PNAD 2024 sobre lares brasileiros exclui pessoas com deficiência e acessibilidade
Pesquisa apresentada nesta sexta-feira, 22, mostra características de domicílios e seus habitantes no País. Questionado pelo blog Vencer Limites, o IBGE argumenta que a "PNAD Contínua tem módulo dedicado ao tema da deficiência, divulgado em 2023, sem previsão para a próxima edição".
A 'PNAD Contínua: Características gerais dos domicílios e dos moradores (2024)', apresentada nesta sexta-feira, 22, pelo Instituto Brasileiro de Geografia e Estatística (IBGE), não tem nenhum dado sobre pessoas com deficiência ou acessibilidade.
O estudo reúne informações a respeito da nossa população, com recortes sobre sexo, idade, cor, raça e unidades domésticas, tipo e condição do domicílio, material das paredes, piso, telhado, saneamento básico, energia elétrica e bens, no Brasil, grandes regiões, unidades da federação, áreas metropolitanas e municípios.
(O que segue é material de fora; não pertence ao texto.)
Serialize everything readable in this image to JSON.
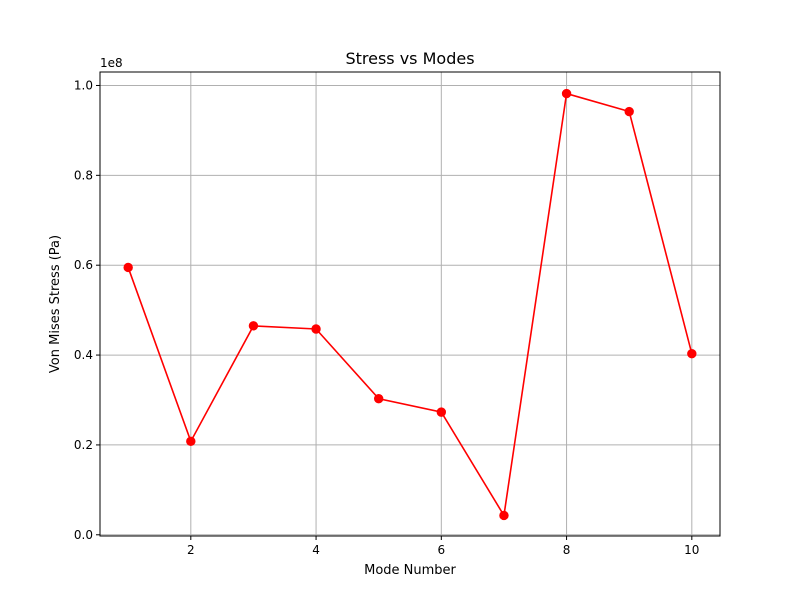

O blog Vencer Limites questionou o IBGE. "A PNAD Contínua tem vários módulos temáticos, divulgados separadamente, com diferentes desagregações. Um desses módulos é dedicado ao tema da deficiência, tendo sido divulgado em 2023. Não temos informações sobre a próxima edição", respondeu o órgão.
Invisível - Pessoas com deficiência estão em todas as camadas sociais, cidades, etnias, gêneros, identidades sexuais, idades e outros grupos. Por isso, gente com deficiência deveria fazer parte de todos os estudos a respeito dos lares brasileiros.
Essa ausência e a construção desse cenário apenas em estudo temático fortalecem a invisibilidade.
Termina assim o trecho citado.